The AEDPA provides, in pertinent part: "Before a second or successive application permitted by this section is filed in the district court, the applicant shall move in the appropriate court of appeals for an order authorizing the district court to consider the application." 28 U.S.C. § 2244(b)(3)(A). A district court does not have jurisdiction to consider a "second or successive" petition absent authorization from the Ninth Circuit. Burton v. Stewart, 549 U.S. 147, 152, 127 S. Ct. 793, 166 L. Ed. 2d 628 (2007); Cooper v. Calderon, 274 F.3d 1270, 1274 (9th Cir. 2001) ("When the AEDPA is in play, the district court may not, in the absence of proper authorization from the court of appeals, consider a second or successive habeas application.") (citation and quotation marks omitted).

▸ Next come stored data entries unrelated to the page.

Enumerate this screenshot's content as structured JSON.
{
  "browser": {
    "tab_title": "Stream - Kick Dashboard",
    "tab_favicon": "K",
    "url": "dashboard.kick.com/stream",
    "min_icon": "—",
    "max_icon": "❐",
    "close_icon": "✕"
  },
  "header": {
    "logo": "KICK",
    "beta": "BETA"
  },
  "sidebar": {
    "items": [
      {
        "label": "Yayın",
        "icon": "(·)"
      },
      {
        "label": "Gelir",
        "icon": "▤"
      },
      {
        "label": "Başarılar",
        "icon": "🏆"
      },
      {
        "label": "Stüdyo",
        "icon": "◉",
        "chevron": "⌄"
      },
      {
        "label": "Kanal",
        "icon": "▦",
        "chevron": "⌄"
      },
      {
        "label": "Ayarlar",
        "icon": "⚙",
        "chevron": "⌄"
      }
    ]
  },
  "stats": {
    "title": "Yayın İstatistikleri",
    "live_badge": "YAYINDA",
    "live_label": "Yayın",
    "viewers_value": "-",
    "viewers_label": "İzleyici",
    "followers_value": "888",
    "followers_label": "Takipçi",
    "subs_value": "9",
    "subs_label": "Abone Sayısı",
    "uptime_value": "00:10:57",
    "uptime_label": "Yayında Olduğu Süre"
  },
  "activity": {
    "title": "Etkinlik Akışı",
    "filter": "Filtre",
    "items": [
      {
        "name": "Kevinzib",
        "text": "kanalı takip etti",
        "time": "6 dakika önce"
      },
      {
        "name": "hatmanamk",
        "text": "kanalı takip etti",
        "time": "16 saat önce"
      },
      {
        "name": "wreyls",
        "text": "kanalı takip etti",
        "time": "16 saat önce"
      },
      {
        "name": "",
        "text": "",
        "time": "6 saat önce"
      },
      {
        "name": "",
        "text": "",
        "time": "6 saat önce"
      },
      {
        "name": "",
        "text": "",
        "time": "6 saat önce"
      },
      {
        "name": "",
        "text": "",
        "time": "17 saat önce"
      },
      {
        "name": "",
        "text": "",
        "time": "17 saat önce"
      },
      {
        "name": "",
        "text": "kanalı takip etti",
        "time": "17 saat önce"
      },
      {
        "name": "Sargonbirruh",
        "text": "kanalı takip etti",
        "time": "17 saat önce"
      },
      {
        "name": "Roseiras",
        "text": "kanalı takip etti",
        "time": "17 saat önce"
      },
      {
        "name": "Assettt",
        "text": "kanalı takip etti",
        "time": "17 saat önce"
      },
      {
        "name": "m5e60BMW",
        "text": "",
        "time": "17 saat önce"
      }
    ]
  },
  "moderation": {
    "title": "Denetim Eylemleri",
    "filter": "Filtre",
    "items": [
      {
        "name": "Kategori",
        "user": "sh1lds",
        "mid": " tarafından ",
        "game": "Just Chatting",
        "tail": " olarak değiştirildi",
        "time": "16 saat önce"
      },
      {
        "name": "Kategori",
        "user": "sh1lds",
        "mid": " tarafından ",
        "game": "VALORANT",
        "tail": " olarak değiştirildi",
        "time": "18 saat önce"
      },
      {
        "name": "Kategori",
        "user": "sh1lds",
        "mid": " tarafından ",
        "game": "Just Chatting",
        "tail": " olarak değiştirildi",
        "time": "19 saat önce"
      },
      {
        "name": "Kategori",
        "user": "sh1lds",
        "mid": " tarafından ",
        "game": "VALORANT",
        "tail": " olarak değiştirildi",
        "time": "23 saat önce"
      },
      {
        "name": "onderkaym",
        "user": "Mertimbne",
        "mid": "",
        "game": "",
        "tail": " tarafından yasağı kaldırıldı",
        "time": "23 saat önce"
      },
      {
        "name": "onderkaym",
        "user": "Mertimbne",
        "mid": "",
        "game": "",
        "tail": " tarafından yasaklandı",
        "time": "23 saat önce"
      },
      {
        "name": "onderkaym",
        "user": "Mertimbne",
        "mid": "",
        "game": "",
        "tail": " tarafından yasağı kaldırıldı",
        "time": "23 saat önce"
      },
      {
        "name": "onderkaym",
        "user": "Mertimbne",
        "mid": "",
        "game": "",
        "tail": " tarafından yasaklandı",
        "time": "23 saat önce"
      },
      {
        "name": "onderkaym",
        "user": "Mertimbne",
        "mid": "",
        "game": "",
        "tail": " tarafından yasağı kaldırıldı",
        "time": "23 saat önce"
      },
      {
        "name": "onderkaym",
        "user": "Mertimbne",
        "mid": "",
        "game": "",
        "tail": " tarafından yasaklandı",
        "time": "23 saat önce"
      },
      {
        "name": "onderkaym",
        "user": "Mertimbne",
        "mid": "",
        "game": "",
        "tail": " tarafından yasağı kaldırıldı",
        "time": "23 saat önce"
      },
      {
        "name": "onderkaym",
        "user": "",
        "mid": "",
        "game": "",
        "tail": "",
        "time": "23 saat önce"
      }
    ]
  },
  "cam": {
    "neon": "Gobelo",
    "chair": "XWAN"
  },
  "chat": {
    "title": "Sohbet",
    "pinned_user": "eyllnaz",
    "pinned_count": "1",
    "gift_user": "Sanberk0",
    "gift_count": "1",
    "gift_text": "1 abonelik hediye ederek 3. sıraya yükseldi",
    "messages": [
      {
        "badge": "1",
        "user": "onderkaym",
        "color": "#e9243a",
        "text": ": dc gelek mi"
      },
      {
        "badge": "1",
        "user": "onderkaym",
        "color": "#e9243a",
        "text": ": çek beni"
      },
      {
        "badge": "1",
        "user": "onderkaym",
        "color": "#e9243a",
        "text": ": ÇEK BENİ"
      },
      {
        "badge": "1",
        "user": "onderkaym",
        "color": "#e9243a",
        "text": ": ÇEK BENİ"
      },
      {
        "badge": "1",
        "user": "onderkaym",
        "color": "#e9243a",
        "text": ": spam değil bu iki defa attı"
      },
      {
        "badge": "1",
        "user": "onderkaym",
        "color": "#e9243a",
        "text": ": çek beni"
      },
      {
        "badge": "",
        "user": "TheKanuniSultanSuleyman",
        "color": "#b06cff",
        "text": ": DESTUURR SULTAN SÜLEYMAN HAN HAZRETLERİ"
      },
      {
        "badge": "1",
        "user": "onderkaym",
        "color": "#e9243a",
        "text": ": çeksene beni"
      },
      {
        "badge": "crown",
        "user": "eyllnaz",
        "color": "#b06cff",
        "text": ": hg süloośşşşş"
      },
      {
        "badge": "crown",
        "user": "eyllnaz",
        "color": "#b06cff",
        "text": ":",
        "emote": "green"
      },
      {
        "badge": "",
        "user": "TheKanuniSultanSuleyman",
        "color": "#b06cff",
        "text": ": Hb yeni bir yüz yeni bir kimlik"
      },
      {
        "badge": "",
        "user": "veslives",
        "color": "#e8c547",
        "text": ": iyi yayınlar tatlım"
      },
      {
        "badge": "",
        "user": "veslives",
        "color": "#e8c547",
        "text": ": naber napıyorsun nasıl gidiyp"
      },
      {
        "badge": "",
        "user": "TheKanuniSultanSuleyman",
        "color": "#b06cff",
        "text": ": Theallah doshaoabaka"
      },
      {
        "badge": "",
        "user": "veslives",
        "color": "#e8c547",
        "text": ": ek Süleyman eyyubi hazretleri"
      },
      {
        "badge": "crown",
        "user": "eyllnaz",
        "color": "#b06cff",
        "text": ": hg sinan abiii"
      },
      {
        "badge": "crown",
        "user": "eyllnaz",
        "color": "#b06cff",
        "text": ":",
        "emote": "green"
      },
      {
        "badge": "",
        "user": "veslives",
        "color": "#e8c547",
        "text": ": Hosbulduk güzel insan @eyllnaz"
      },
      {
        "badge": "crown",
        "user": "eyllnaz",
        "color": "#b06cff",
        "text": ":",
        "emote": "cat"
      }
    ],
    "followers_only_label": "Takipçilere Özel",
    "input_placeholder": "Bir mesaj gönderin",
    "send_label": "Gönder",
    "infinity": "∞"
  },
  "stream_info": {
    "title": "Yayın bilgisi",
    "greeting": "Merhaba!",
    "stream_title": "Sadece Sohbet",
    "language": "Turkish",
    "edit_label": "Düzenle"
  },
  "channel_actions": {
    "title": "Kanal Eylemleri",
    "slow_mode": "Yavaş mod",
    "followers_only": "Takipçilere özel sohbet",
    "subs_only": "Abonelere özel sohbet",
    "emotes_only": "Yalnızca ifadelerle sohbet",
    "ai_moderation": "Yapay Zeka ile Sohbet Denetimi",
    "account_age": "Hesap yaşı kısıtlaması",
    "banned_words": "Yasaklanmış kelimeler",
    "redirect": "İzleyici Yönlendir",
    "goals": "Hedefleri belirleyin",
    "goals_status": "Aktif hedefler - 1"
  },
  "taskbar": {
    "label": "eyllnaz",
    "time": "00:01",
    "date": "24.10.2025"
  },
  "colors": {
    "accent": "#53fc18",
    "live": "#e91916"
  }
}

Here, the Petition is a second or successive petition that challenges the same conviction and sentence imposed by the same judgment of the state court as in Mayer I. (Petition at 2, 5.) The petition in Mayer I was denied with prejudice as untimely. "[D]ismissal of a section 2254 habeas petition for failure to comply with the statute of limitations renders subsequent petitions second or successive for purposes of the AEDPA." McNabb v. Yates, 576 F.3d 1028, 1030 (9th Cir. 2009).
It plainly appears from the face of the Petition that Petitioner has not received authorization from the Ninth Circuit Court of Appeals to file a second or successive petition. This Court must, therefore, dismiss the Petition as a successive petition for which it lacks jurisdiction under 28 U.S.C. § 2244(b)(3). See Burton, 549 U.S. at 152.
Rule 4 of the Rules Governing Section 2254 Cases in the United States Courts provides that "[i]f it plainly appears from the face of the petition and any attached exhibits that the petitioner is not entitled to relief in the district court, the judge must dismiss the petition and direct the clerk to notify the petitioner." Here, summary dismissal is warranted.
IT IS HEREBY ORDERED that Judgment be entered summarily dismissing the Petition and action for lack of subject matter jurisdiction.